Long ago in high school days the game Starfire from Task Force Games came out, the one where you could design space combat ships and slug it out. There was a person who was quite good at the game but also quite a prick about it. So I took him up on a his "I can make the best ships." We agreed on a budget and came to battle the next week at the schools game club night. He comes in with 5, I will say well made, dreadnought class ships with all the good defenses, armor, weapons the take up multiple spots in the right spots, the shebang. I put down 20 counters on the board and he starts laughing thinking its a cakewalk, until I tell him each counter represented 10 corvette class ships, the smallest ship class the game had (unless you count the actual fighters/fighter bays from Starfire II and Starfire III games) each with a single laser and the absolute minimum engine, shield, etc. to complete the frame. He thought I was crazy and lying until I showed him my paper with my design, cost and budget (this was before PCs, Visicalc and such). I won because in that game, a ship can only target one enemy ship per round, unless you have a Multitarget Unit (rated 2 thru 5). Yes he had an M5's installed and quite handily destroyed 25 corvettes the first round. But the 200 Corvettes got their licks in destroying 1 dreadnought. I was not going to risk firing at multiple ships ("Concentrate all firepower on that Super Star Destroyer."). Round 2 was 4 DN vs 175 Corvettes. He refused to play round 3+. Well, I said he was a prick.

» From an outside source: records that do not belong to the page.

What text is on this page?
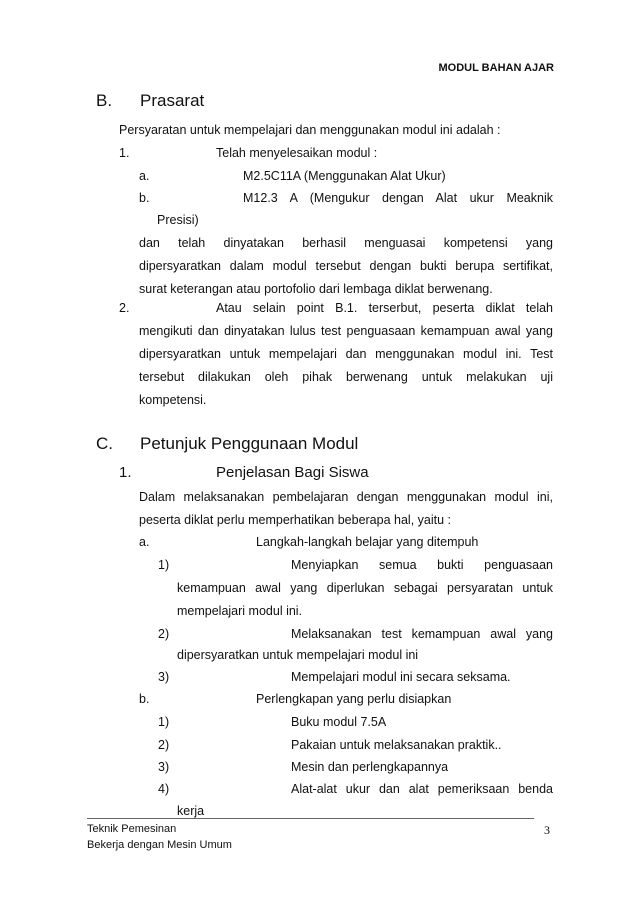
MODUL BAHAN AJAR
B. Prasarat
Persyaratan untuk mempelajari dan menggunakan modul ini adalah :
1.	Telah menyelesaikan modul :
a.	M2.5C11A (Menggunakan Alat Ukur)
b.	M12.3 A (Mengukur dengan Alat ukur Meaknik
Presisi)
dan telah dinyatakan berhasil menguasai kompetensi yang
dipersyaratkan dalam modul tersebut dengan bukti berupa sertifikat,
surat keterangan atau portofolio dari lembaga diklat berwenang.
2.	Atau selain point B.1. terserbut, peserta diklat telah
mengikuti dan dinyatakan lulus test penguasaan kemampuan awal yang
dipersyaratkan untuk mempelajari dan menggunakan modul ini. Test
tersebut dilakukan oleh pihak berwenang untuk melakukan uji
kompetensi.
C. Petunjuk Penggunaan Modul
1.	Penjelasan Bagi Siswa
Dalam melaksanakan pembelajaran dengan menggunakan modul ini,
peserta diklat perlu memperhatikan beberapa hal, yaitu :
a.	Langkah-langkah belajar yang ditempuh
1)	Menyiapkan semua bukti penguasaan
kemampuan awal yang diperlukan sebagai persyaratan untuk
mempelajari modul ini.
2)	Melaksanakan test kemampuan awal yang
dipersyaratkan untuk mempelajari modul ini
3)	Mempelajari modul ini secara seksama.
b.	Perlengkapan yang perlu disiapkan
1)	Buku modul 7.5A
2)	Pakaian untuk melaksanakan praktik..
3)	Mesin dan perlengkapannya
4)	Alat-alat ukur dan alat pemeriksaan benda
kerja
Teknik Pemesinan
Bekerja dengan Mesin Umum
3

The point is: In situations without a ship killer Spinal, (damaged, never developed, ship tonnage too small, small stellar empire budgets, etc.), do fighters (and Riders) regain value simply by throwing enough metal in the sky and thus overloading even multiple fire-control stations or the computer? IIRC that's what to do in CT Book 2 fights. I don't know T5 ACS or BCS well yet. I've gone thru the other stuff more thoroughly.